Step 1: Calculate the Potential Energy at the Starting Height

The body initially has potential energy due to its height from the ground. Using the formula:

PE = mgh

Where:

• m = 2 kg (mass of the body)
• g = 10 m/s² (acceleration due to gravity)
• h = 4 m (height)

Substituting the values:

PE = 2 × 10 × 4 = 80 J

Thus, the potential energy of the body at height 4m is 80 J.

Step 2: Energy Conservation

When the body of mass 2kg falls, its potential energy is completely converted into kinetic energy (KE) just before hitting the ground:

KE = PE = 80 J

This energy is then used to overcome the resistance force of the ground as the body penetrates it.

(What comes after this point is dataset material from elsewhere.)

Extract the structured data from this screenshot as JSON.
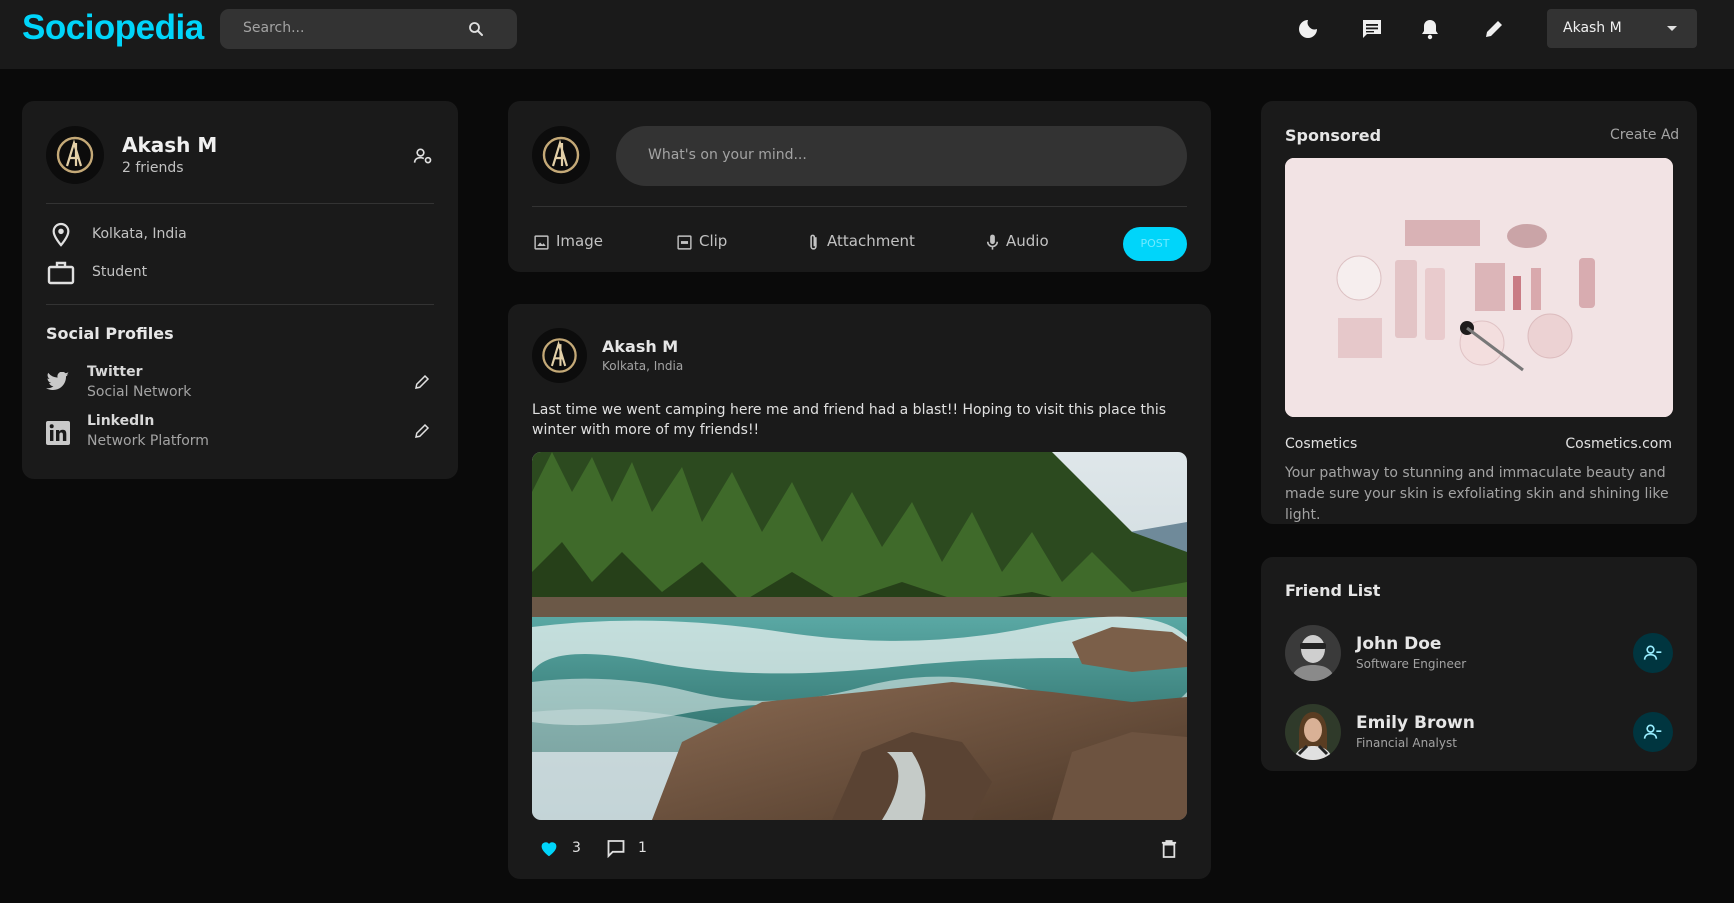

Step 3: Work Done Against the Ground Resistance

The work done by the ground resistance (F) over the penetration distance (S) is equal to the kinetic energy of the body:

F × S = KE

Where:

• F = 4020 N (average resistance force)
• S = ? (penetration distance)
• KE = 80 J (total energy)

Substituting the values:

4020 × S = 80

Step 4: Solve for Penetration Distance

Rearranging the equation to solve for S:

S = 80 / 4020 = 0.02 m

Convert meters to centimeters:

S = 0.02 m × 100 = 2 cm

Thus, the body of mass 2kg penetrates the ground by a distance of 2 cm before coming to rest.

Final Answer

The distance through which the body of mass 2kg penetrates into the ground is 2 cm.

This calculation relies on the principle of energy conservation, where the body’s potential energy is converted to work done against the ground resistance.